CORN: July corn futures followed soybeans higher overnight. Resistance comes in at the 10-day moving average at $4.59 1/2 on continued strength. Support comes in at $4.50 then $4.47 1/2 on a reversal back lower.
SOYBEANS: July soybean futures led strength overnight. Prices made a fresh for-the-move high, overcoming resistance at $10.60 and $10.65 1/4, marking those areas as support. Psychological resistance at $10.75 is bulls’ next objective.
WHEAT: July SRW futures struggled to reciprocate strength overnight. Prices made a fresh contract low of $5.15 1/2 which remains support.
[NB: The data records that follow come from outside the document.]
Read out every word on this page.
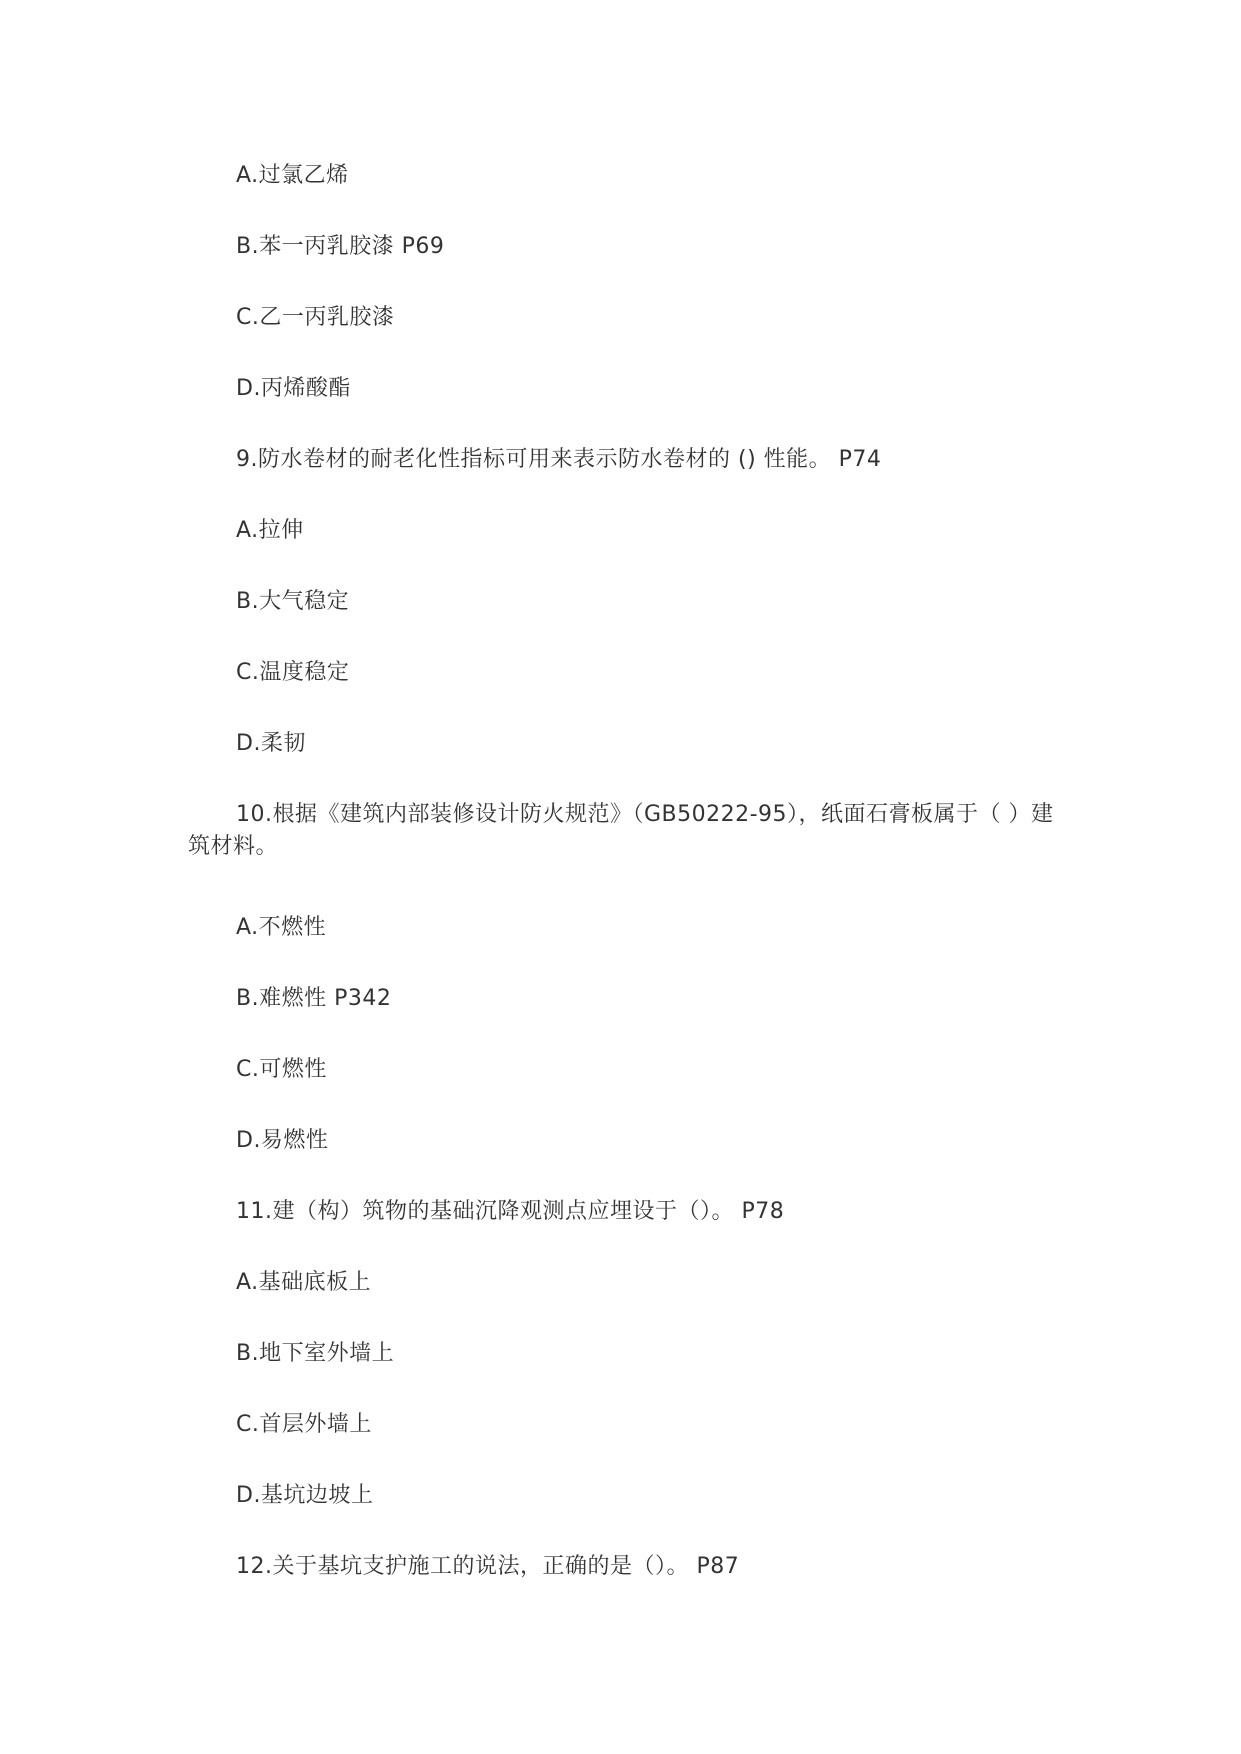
A.过氯乙烯
B.苯一丙乳胶漆 P69
C.乙一丙乳胶漆
D.丙烯酸酯
9.防水卷材的耐老化性指标可用来表示防水卷材的 () 性能。 P74
A.拉伸
B.大气稳定
C.温度稳定
D.柔韧
10.根据《建筑内部装修设计防火规范》（GB50222-95），纸面石膏板属于（ ）建筑材料。
A.不燃性
B.难燃性 P342
C.可燃性
D.易燃性
11.建（构）筑物的基础沉降观测点应埋设于（）。 P78
A.基础底板上
B.地下室外墙上
C.首层外墙上
D.基坑边坡上
12.关于基坑支护施工的说法，正确的是（）。 P87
Resistance comes in at the psychological $5.25 mark then the 10-day moving average at $5.31.
LIVESTOCK CALLS
CATTLE: Higher.
HOGS: Higher.
CATTLE: Live cattle futures and feeders are expected to open higher as a closure of the southern border is likely to continue to boost prices. USDA Secretary Brooke Rollins on Sunday announced the suspension of live cattle, horse and bison imports through ports of entry along the U.S./Mexico border in response to the rapid northward advance of the New World Screwworm (NWS) in Mexico. Cash cattle made another record last week, though the official tally won’t be known until later this morning. Going into Friday, trade averaged $224.49. Wholesale beef pulled back on Friday, with Choice falling $1.92 to $345.97 while Select dropped $2.03 to $331.17.
HOGS: Lean hog futures are expected to open higher amid a favorable tone across the marketplace. News that the U.S. and China are pausing tariffs for 90 days is also supportive for hog futures today as the country is likely to resume purchases of U.S. origin pork in the meantime. The CME lean hog index is down 8 cents to $89.99 as of May 8, the second straight daily decline. Meanwhile, cutout surged $3.33 to $97.83 Friday, led by strength in ribs, butts and loins, though all cuts except bellies posted gains on the day.